La sentenza del Consiglio di Stato che ha riconosciuto la legittimità del canone di concessione imposto dal comune di Vicopisano nei confronti di “Acqua e terme” di Uliveto, deve dare ulteriore impulso ai comuni che hanno sul loro territorio un’azienda che preleva acque minerali dalle sorgenti, in modo che pretendano il dovuto.

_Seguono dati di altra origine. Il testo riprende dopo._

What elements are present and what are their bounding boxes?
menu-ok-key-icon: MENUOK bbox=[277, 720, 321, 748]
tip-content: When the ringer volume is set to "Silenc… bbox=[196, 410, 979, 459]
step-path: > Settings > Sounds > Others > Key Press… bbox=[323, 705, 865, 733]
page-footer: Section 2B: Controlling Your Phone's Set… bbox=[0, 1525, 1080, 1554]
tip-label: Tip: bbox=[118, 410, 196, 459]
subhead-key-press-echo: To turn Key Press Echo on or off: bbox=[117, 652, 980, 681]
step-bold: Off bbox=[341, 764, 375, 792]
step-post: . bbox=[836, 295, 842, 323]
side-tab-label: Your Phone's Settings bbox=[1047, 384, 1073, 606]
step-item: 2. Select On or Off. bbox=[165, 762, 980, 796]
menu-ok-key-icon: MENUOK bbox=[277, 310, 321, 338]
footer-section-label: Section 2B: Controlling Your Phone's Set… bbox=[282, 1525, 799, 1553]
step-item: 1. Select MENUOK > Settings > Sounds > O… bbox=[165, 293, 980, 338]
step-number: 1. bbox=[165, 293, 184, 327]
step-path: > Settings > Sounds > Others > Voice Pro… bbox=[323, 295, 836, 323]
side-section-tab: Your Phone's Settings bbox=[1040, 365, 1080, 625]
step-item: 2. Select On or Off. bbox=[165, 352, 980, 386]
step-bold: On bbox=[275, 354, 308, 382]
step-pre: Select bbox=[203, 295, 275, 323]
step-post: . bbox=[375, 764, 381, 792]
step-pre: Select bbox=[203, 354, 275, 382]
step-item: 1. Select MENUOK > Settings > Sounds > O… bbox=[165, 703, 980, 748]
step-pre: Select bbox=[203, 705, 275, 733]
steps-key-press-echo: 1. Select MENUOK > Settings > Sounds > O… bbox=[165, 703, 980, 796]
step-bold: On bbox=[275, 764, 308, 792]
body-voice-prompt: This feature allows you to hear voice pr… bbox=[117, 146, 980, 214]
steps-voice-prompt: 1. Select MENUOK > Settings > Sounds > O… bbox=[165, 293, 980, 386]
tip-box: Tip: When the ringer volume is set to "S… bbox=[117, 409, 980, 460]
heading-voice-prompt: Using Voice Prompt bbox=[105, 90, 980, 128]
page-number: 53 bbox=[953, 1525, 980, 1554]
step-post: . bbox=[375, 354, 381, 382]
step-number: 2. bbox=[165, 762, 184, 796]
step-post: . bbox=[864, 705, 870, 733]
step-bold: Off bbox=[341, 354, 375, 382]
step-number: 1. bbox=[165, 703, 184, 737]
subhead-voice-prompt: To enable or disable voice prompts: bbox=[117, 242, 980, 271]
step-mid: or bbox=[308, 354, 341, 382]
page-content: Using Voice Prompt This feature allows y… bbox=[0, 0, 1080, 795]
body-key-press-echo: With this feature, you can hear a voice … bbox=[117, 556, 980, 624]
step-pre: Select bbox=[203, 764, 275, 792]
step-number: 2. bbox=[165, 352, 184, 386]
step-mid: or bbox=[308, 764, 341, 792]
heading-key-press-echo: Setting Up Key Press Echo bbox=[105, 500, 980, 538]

Infatti, il Comune di Vicopisano non ha fatto altro che applicare la legge della Regione Toscana (L.38/2004) che prevede l’applicazione di un canone di concessione tra 0,50 e 2 euro per metro cubo di acqua imbottigliata. L’amministrazione ha stabilito la cifra in 1,70 euro a metro cubo scontabile del 40% in caso di imbottigliamento in vetro. Di fatto Uliveto, che nel 2012 ha imbottigliato 270mila metri cubi di acqua, deve dare al comune 459mila euro. L’azienda si è opposta, prima rivolgendosi al Tar (che ha respinto le sue istanze) e poi al Consiglio di Stato che nei giorni scorsi ha chiuso definitivamente il contenzioso dando ragione al comune che ha applicato in modo corretto la legge.
A fronte dell’impatto ambientale e sugli interessi pubblici delle comunità locali (come del resto ha riconosciuto la stessa sentenza del Consiglio di Stato), ci pare più che doveroso che le società delle acque minerali (168 in Italia suddivise per 304 marche di acqua in bottiglia), forniscano un contributo economico per un utilizzo privato di una risorsa pubblica, che i comuni possono impiegare sul territorio per mantenere servizi e far fronte alla spesa sociale, e in parte sopperire alle imposizioni del Patto di Stabilità e a trasferimenti statali sempre più ridotti. I dati del resto sono eloquenti: nel 2011 in Italia sono stati 12,3 i miliardi di litri imbottigliati di acqua minerale (consumo pro-capite di 188 litri), per un bilancio complessivo di affari per 2,25 miliardi di euro (dati dossier Legambiente-Altraeconomia). Quello che torna sul territorio agli enti locali, quindi è comunque irrisorio e a nostro avviso anche la legge della Regione Toscana come altre nel panorama nazionale, è piuttosto “blanda”, pur fornendo comunque un segnale importante che mette in evidenza come l’acqua vada pagata in base al prelievo e non solo secondo gli ettari concessi.
In Toscana sono attive 23 concessioni ma non si conoscono i volumi prelevati: è necessaria quindi maggiore trasparenza e che i comuni pretendano quanto loro dovuto. Sarebbe poi opportuno che le risorse ottenute venissero vincolate a investimenti sul territorio, riguardanti la tutela della risorsa idrica.